I like the old-fashioned way people said “a Horace,” meaning a volume by Horace. I’m not sure that idiom ever caught on in the U.S., or if it remains current in the U.K. Good books are companionable, after all, and we befriend them. Robert Louis Stevenson needed friends. He turned twenty-three on Nov. 13, 1873, the day he arrived in Menton on the French Riviera, near the Italian border. Yeats died there in 1939. Stevenson had been “Ordered South” (Virginibus Puerisque, 1881) by his doctor in London. All his life he was sickly, and scholars believe he suffered not from tuberculosis but bronchiectasis, the disease that killed him in 1894. On this date, Nov. 23, in 1873, Stevenson was writing from Menton to his flirtatious friend Fanny Sitwell (not to be confused with his American-born wife Frances “Fanny” Van de grift Osbourne, whom he married in 1880). The olive trees, Horace and the nearby Mediterranean move Stevenson to write:

“I tried for long to hit upon some language that might catch ever so faintly the indefinable shifting colour of olive leaves; and, above all, the changes and little silverings that pass over them, like blushes over a face, when the wind tosses great branches to and fro; but the Muse was not favourable.”
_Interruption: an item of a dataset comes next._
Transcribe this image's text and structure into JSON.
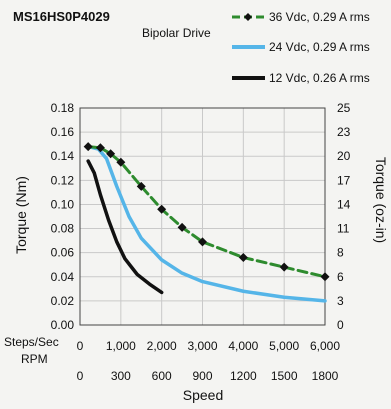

Stevenson’s meditations remind me of “A Winter Stroll Pondering the Poetry of Horace” from Montreal Before Spring (trans. Donald McGrath, Biblioasis, 2015) by the Quebec francophone poet Robert Melançon. Here is another poet who admires Horace’s lines, wishes to emulate them, but resigns himself to the modesty of his gift:

“I don’t know for whom I write, or why.
I will never say those lines so full
of a fair pride to which I have no right
that closed your first three books of odes.
And in these streets abandoned to the snow
(as if to the world’s end) that will bury all,
I understand without feeling any pain
that it doesn’t matter. Otium divos rogo.”

Horace shows up again in Melançon’s For as Far as the Eye Can See (trans. Judith Cowan, Biblioasis, 2013):

“. . . so much prose and poetry
that a blissful eternity would not suffice
for us to read it all, from Lucretius and Horace

“to Saint-Denys Garneau, Borges and Montale,
from Aulus Gellius to Joubert, to Cioran, to Léautaud.
One could just as well say Seneca, and Ponge, and Leopardi,

“Petrarch, Pessoa, Montaigne . . . one recites these names
and those of Sbarbaro, Erasmus, or Martineau, giddy
at having inhaled the inexhaustible catalogue.”  

For readers and writers, the catalogue is a vast consolation. We need never be friendless. Melançon wrote to me on Tuesday from his home outside Montreal: “Today we had the first real snow. I was happy as a child this morning, opening the curtains and looking at such light.”

1 comment:

Nige said...

I'm sorry to say that 'a Horace' is about as far from current in the UK today as any idiom could be. Our Foreign Secretary Boris Johnson might carry one with him though - he was quoting Virgil very deftly in the House of Commons yesterday. In the original of course.